A new collaboration between scientists in the U.S. and Brazil hopes to increase our ability to predict how biological communities may change in a warming world. The researchers will investigate differences in biodiversity in tropical and temperate streams to better understand the differences between organisms in these ecosystems. The National Science Foundation has supported the project with a three-year, $500,000 seed award.
Biodiversity is under threat from shifts in temperature, weather patterns, and habitat availability worldwide, says Chris Swan, co-lead on the project and professor of geography and environmental systems at UMBC. “Scientists like myself study what regulates the number of species that you see and the combination of species that you see, and why they occur the way that they do,” Swan says. “Those patterns are changing due to global change.”
The new study will focus on functional diversity, a concept that looks at species’ traits and the roles they fill in the ecosystem, rather than just the number of different species present. For example, in a forest, there might be a large number of bird species, but if they all eat seeds, there’s low functional diversity. Functional diversity would be higher if, among the same number of species, some ate seeds, others ate insects, and others ate small rodents.
“What is the functional response in terms of biodiversity to this global change? That’s what we’re studying,” Swan says. The results could help scientists make predictions about how species in temperate climates might adapt to rising temperatures.
Big questions, small organisms
The study will include researchers from UMBC, Virginia Tech, and University of California-Riverside in the U.S., and São Paulo State University and São Carlos State in Brazil. Streams near São Paulo, Brazil, and Blacksburg, Virginia, will represent tropical and temperate climates, respectively. The team will collect data from each stream monthly for a year.
They’ll manually measure the number of invertebrate species and how many of each species are present. Invertebrates they are likely to find include a wide variety of insects, worms, and crustaceans (such as crayfish). The team will also record traits of each individual, like its size and whether it was collected from the streambed, swimming in the water channel, or flying in the air above the stream.

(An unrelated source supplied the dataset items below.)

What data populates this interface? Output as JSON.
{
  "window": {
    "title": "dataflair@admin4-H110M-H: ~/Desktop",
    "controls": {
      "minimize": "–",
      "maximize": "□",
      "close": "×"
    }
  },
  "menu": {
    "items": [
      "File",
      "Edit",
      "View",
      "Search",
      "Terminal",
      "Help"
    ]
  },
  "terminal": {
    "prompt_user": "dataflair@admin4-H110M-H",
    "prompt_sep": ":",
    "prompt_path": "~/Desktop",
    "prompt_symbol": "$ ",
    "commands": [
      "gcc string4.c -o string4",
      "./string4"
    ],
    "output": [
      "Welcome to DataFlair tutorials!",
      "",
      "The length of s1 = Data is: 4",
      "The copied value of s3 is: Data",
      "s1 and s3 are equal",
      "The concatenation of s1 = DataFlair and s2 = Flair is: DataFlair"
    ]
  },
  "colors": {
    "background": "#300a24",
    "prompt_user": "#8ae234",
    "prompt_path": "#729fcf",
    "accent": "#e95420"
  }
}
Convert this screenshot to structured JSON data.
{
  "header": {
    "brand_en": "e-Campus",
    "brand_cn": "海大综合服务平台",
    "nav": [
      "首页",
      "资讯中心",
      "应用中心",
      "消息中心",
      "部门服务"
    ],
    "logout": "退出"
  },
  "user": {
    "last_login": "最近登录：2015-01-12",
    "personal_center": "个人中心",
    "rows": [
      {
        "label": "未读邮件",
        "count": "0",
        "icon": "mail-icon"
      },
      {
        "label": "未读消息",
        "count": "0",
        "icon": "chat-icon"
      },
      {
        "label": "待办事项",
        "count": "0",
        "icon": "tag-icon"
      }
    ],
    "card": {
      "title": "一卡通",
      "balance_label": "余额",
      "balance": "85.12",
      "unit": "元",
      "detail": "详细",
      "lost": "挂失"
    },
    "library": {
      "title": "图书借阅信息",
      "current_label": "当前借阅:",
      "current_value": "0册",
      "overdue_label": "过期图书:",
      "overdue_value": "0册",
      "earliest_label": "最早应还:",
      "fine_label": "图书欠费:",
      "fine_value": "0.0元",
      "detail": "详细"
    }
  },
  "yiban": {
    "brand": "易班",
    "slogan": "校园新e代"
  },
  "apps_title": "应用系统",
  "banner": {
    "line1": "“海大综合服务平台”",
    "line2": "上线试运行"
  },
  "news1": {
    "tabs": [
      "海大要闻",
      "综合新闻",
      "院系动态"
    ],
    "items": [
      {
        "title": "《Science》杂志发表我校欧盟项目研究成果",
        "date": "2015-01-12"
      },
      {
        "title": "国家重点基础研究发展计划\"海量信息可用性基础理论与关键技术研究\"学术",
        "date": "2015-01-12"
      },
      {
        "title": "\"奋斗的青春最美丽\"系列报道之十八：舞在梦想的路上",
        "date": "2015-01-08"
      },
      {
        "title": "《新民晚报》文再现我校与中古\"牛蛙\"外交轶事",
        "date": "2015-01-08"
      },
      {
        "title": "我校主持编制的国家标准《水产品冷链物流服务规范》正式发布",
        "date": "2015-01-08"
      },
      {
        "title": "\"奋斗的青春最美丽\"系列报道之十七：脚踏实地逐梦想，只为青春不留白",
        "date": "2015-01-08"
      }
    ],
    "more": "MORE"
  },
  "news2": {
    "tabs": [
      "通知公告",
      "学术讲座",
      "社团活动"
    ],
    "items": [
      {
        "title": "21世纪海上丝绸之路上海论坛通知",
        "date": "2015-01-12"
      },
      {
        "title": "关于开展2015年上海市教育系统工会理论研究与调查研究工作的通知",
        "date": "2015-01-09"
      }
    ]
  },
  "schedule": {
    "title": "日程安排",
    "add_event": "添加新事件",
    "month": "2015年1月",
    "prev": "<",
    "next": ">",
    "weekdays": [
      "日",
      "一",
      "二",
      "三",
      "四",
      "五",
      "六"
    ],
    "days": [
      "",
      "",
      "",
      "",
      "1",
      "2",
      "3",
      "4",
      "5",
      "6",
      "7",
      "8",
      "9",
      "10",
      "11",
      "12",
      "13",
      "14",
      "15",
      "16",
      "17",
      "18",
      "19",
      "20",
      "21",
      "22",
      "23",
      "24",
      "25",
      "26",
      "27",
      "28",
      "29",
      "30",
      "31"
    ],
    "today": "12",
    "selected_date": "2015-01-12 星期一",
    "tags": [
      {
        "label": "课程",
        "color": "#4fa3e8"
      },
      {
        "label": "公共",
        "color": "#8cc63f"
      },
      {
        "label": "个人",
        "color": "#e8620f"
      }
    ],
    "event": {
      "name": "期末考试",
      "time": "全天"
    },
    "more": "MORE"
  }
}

On top of data on all the organisms, the researchers will also record information about the stream environment, like acidity, temperature, and the presence of nutrients like nitrogen, plus the streambed material (rock or sand, for example), the stream’s sun exposure, and more.
They will intentionally include large and small streams, too. The size of the stream “has practical implications,” Swan says, because in addition to small streams making up 60 percent of all river miles, “if you change a landscape, say by development, you are more likely to flatten a small stream than a large stream. So they are disproportionately under threat.”
Some differences between species in tropical versus temperate streams are known. For example, tropical organisms tend to be smaller and have shorter life cycles. Their populations also tend to be smaller. This means local populations disappear through random effects more often in tropical ecosystems, creating space for other species to fill their functional roles.
The new study will produce a much larger data set than previously existed, to further clarify some of these differences between temperate and tropical stream ecosystems and possibly discover new ones.
One of the collaborators, Kurt Anderson at UC-Riverside, focuses on modeling ecological data. The team will “use the parameters that we estimate from the field data to tune his models,” Swan says, “so we can make predictions and test our hypotheses about what could happen in the future.” One hypothesis might be that as the world warms, organisms in temperate streams could start to take on traits more common in the tropics.
Biodiversity is the key to success
Beyond the research, the collaboration also presents unique opportunities for international education. The U.S. and Brazilian faculty leads will offer a joint online course for graduate and advanced undergraduate students, where they will read and analyze academic papers related to the study. “We realized that learning, teaching, and discussion styles are not the same in the two countries,” Swan says, so this class will give students and faculty alike the chance to navigate new ways of interacting along with discovering new science.
One core point Swan will emphasize with his students is the importance of biodiversity on a global scale. In ecology, the presence of a wide variety of organism types and the functions that they perform is called the “portfolio effect.” Just like a diverse financial portfolio, a diverse biological “portfolio” of species is less likely to suffer heavy losses across the board as conditions change—something is bound to adapt and survive. Also, “if you have more species, then you have more niches filled,” Swan says, “so resources are being used more efficiently.”
“Variety in life is the whole kit and caboodle,” Swan says. “If you didn’t have variety, nothing would be able to adapt. There would be no adaptation to change.”
With ample biodiversity, though, adaptation to change is much more likely. But what that looks like—which species will adapt successfully or will be most at risk—is still unknown. Starting with tiny organisms in streams, Swan and colleagues are working to help figure that out.